IPQS TOR, proxy, and VPN flags are always surfaced in findings regardless of fraud score, because they provide meaningful context even when the numeric score is low. GreyNoise RIOT membership always appends "known benign infrastructure (RIOT)" to findings even for CLEAN verdicts.

MITRE ATT&CK Alignment

scope-recon is a defensive tool, but the intelligence it aggregates maps directly to adversary techniques observed across threat intelligence feeds:

  • T1071 — Application Layer Protocol: Open port and service banner data from Shodan surfaces non-standard C2 channel configurations (e.g., Tor traffic on port 9001/tcp).
  • T1090 — Proxy: IPQS TOR, VPN, and proxy flags, and GreyNoise noise classification, identify IPs used as anonymization infrastructure consistent with this technique.
  • T1583 / T1584 — Acquire / Compromise Infrastructure: ASN and geolocation data from ip-api, RIPE Stat, and IPinfo contextualizes whether an IP belongs to known bulletproof hosting, consumer ISP, or compromised cloud infrastructure — directly relevant to infrastructure acquisition analysis.
  • T1596 — Search Open Technical Databases: scope-recon itself performs this technique programmatically, querying Shodan, RIPE Stat, and public DNS to enumerate infrastructure context.
  • T1102 — Web Service: ThreatFox and OTX pulse matches surface IPs associated with C2 communication over web services.

Setup

API Keys

All keys are read from environment variables.
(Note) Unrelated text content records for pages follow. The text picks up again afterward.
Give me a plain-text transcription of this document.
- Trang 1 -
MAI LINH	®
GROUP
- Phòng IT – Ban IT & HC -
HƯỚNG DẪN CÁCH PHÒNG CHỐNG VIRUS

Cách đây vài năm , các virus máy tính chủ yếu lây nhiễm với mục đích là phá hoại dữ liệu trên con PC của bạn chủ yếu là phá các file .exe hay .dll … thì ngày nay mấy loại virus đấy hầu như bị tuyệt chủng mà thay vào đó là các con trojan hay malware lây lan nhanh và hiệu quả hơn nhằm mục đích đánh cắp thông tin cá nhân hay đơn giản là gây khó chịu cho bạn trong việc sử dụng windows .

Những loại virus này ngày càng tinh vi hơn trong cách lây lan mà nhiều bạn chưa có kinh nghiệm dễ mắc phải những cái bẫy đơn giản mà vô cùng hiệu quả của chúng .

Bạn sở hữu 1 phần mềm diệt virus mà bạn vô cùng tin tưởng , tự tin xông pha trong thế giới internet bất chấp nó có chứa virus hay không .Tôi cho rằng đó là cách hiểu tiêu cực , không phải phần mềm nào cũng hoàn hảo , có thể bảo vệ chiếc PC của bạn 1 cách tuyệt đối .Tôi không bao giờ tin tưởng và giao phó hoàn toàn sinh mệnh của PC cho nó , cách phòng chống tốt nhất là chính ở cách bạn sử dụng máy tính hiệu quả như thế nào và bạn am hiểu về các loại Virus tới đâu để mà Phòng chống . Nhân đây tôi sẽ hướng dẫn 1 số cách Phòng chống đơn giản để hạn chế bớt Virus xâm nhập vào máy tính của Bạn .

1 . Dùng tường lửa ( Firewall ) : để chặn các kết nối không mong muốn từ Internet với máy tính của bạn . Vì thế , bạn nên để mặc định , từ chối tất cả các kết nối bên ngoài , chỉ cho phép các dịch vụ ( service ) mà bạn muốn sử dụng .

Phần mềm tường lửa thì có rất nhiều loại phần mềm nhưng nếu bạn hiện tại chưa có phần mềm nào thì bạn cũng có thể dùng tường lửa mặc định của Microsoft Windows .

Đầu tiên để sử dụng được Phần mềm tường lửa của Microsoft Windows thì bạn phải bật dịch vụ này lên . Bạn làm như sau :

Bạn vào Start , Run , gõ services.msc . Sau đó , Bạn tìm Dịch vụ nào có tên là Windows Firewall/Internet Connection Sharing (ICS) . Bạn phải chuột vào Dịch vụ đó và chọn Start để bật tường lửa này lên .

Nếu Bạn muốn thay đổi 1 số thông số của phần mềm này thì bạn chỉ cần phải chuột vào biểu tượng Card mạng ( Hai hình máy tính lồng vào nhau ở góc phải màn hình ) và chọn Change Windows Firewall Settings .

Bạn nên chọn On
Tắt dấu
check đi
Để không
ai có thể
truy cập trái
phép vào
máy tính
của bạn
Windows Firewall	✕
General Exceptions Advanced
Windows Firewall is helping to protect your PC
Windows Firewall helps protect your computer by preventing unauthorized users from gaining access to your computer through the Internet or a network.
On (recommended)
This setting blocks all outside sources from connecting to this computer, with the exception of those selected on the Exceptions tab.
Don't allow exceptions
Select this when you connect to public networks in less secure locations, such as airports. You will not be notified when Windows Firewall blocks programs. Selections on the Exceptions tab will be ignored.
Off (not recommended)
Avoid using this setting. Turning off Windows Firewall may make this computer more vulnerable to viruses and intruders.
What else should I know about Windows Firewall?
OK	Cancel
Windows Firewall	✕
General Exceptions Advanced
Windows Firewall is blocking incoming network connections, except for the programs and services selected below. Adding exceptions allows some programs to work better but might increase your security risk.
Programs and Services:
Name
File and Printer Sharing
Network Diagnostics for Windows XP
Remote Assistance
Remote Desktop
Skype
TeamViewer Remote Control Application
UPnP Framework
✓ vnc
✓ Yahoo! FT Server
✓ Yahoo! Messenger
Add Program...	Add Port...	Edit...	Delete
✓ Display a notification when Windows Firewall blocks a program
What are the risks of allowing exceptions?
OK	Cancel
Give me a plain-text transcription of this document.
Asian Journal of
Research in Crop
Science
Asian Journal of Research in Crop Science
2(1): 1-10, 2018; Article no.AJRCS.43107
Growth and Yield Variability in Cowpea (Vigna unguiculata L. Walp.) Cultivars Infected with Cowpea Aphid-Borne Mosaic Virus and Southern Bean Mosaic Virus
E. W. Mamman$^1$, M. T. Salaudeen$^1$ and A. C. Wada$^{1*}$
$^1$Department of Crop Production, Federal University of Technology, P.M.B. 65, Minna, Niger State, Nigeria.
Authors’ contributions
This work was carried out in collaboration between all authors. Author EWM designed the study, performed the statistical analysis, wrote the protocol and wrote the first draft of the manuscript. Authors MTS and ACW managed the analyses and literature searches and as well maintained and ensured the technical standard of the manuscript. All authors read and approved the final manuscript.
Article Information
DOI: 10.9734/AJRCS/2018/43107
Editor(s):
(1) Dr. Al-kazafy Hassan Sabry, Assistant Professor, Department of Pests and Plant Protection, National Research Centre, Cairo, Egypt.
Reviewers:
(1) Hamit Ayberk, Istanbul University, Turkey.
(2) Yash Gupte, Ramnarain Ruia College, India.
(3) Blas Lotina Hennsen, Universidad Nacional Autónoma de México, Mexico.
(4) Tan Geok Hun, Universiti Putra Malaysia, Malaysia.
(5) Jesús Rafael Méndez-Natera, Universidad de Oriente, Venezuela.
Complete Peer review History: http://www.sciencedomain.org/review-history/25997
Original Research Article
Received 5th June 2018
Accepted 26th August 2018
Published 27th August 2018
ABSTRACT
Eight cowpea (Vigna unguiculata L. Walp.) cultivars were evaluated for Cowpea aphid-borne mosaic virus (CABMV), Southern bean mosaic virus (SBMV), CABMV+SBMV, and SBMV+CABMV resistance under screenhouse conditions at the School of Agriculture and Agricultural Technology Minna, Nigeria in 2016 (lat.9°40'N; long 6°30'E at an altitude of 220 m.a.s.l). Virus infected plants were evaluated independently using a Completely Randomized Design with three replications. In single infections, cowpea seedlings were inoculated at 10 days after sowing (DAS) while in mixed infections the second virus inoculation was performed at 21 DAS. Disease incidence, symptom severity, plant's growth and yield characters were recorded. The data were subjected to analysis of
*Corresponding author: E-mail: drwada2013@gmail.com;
The recommended approach is to add them directly to ~/.zshrc rather than exporting them at the terminal — inline export commands go to shell history and may expose keys.

# In ~/.zshrc
export SHODAN_API_KEY=your_key_here
export VIRUSTOTAL_API_KEY=your_key_here
export ABUSEIPDB_API_KEY=your_key_here
export GREYNOISE_API_KEY=your_key_here
export THREATFOX_API_KEY=your_key_here
export IPQS_API_KEY=your_key_here
export PULSEDIVE_API_KEY=your_key_here
export OTX_API_KEY=your_key_here
export IPINFO_TOKEN=your_token_here
export OPENROUTER_API_KEY=your_key_here

After saving the file:

chmod 600 ~/.zshrc
source ~/.zshrc

The secure handling of credentials extends to API keys — treat them as secrets equivalent to passwords. Missing keys degrade gracefully: key-required sources show [source unavailable] in CLI output or in the TUI, and the verdict is still computed from whatever data arrived.

Shell completions

scope-recon --completions zsh  > ~/.zfunc/_scope-recon
scope-recon --completions bash > /etc/bash_completion.d/scope-recon
scope-recon --completions fish > ~/.config/fish/completions/scope-recon.fish

Completions are implemented via clap_complete. The --completions flag is hidden from --help.